Se había quedado dormido unos minutos, en aquellos depósitos del puerto, y había sido suficiente para perder la noción del tiempo. Metió la mano dentro del bolsillo del saco, pero al sentir las curvas frías del metal supo que tomaba el arma por el caño y que de apretar el gatillo se dispararía en las costillas; su propia sangre le mancharía la cara antes de desmayarlo. Escuchó que de un tirón se rompía el nylon de una bolsa y la basura se desparramó en el piso. ¿Quién anda ahí? Le temblaba la voz. Después hubo silencio, Pereyra no lograba ver bien. En cuclillas apuntó hacia la oscuridad. Un zumbido en la cabeza no lo dejaba concentrarse. Apoyó una mano en la tierra para mantener el equilibrio y al cabo de un momento pudo ver la trompa de un perro que comía de una bolsa rota de basura. ¿Quién anda ahí? Volvió a preguntar de todos modos. Se incorporó, dio unos pasos hacia delante y comprobó que estaban solos, él y ese perro vagabundo. Pereyra quiso ahuyentarlo, pero lo único que logró fue que el perro se le acercara, y al acariciarle la cabeza, sus orejas se echaron hacia atrás. Pereyra lo miró por un momento y notó que le faltaba una pata; a cambio le habían dejado una horrible cicatriz en forma de hoz que terminaba cerca del lomo. Lo estudió con atención, pasó el dedo por aquel surco mal cocido en el cuero del perro y le preguntó con palabras enredadas entre el sueño y el whisky Qué mierda estaba haciendo con esas bolsas de basura. Al escuchar su voz, el perro se arrimó un poco más, dio dos o tres vueltas y terminó por acostarse junto a sus piernas. Pereyra se agachó, acarició el mechón de pelo blanco que le brotaba del cogote, y después le juntó las patas de adelante y las sostuvo con fuerza hasta que se sacudieron nerviosas en el aire.
Más tarde, cuando la oscuridad de la noche se le hizo insoportable, Pereyra caminó hacia la entrada de los depósitos y se internó en un baldío donde días atrás había estacionado su Rambler. Por qué había dejado su auto ahí no lo sabía del todo, y no le importaba. Cuando abrió la puerta, el perro que lo había seguido en silencio entró sin que él pudiera evitarlo, y Pereyra tuvo la certeza de que las pulgas se instalarían en los asientos del auto para siempre. Tampoco le importó. Se quitó el saco, subió y cerró la puerta. Bajó el vidrio de su ventanilla, se inclinó hacia el perro que ahora intentaba lamerle la cara y bajó el vidrio del acompañante. Tiró el saco en el asiento de atrás, se pasó la mano por la mejilla humedecida y antes de encender el motor, tomó un largo trago de whisky. Y después otro. Luego miró al perro a los ojos, y fue suficiente para que ya no pudiera pedirle que se bajara del auto y que rajara para la calle.

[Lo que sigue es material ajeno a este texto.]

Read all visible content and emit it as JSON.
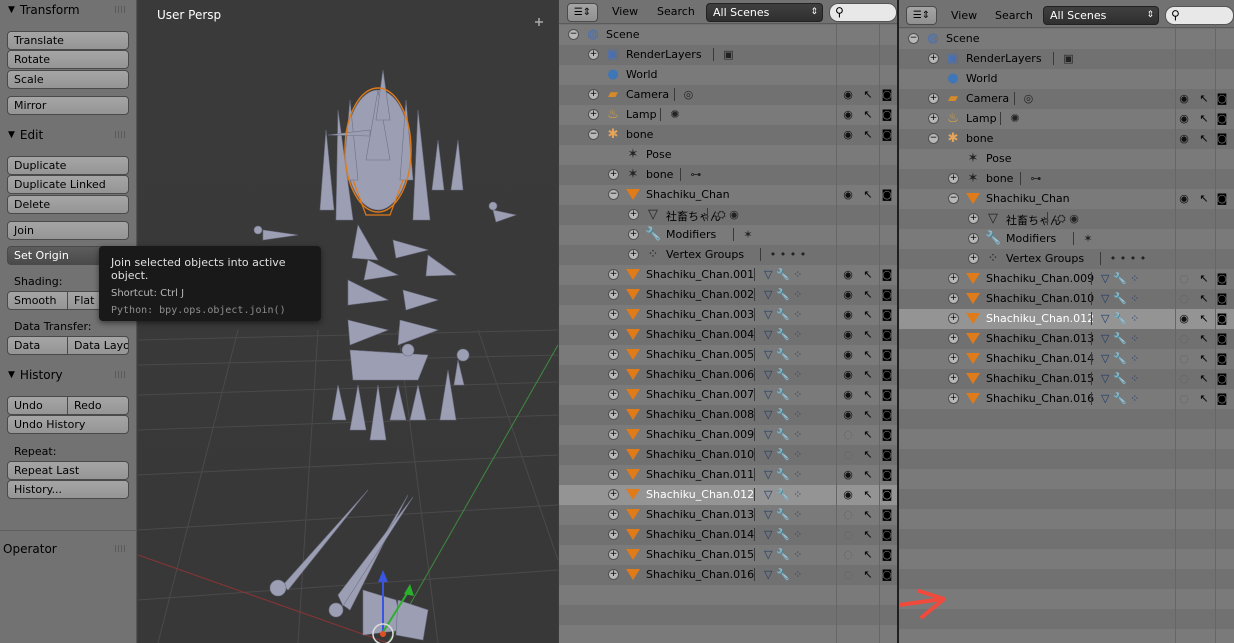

Ahora que el alcohol se mezclaba otra vez en la sangre, Pereyra sintió deseos de hacer estallar algo, así que con el cuidado que se tiene al desarmar una bomba, sacó su Colt y la sostuvo en el aire. Imaginó el cabeceo hacia atrás, el saltar de la vaina, la llamarada en la punta del caño. La explosión. Giró la cabeza y miró la negrura sobre los pastizales. Unos faroles, a lo lejos, armaban círculos fosforescentes cerca de la avenida. Pereyra se miró por el espejo retrovisor, se miró a los ojos. Alguien igual a él le apuntaba a la cabeza y sonreía. PUM, dijo en voz alta, y sopló el caño del arma sin dejar de mirarse a los ojos, atravesando su propio reflejo. Permaneció así unos segundos, con el arma en alto. Entonces algo cambió en su rostro. Llevó el dedo hacia el gatillo. Envuelto en aquel terciopelo de ojos nocturnos, en ese zumbido tibio que le nacía en los oídos, Pereyra le preguntó al Pereyra que aparecía en el espejo por qué no lo hacía de una buena vez. Hizo silencio. Entonces giró lentamente el arma, dejó de apuntarse y le apuntó al perro que lo miraba distraído, y tampoco tuvo el coraje de volarle los sesos de un disparo.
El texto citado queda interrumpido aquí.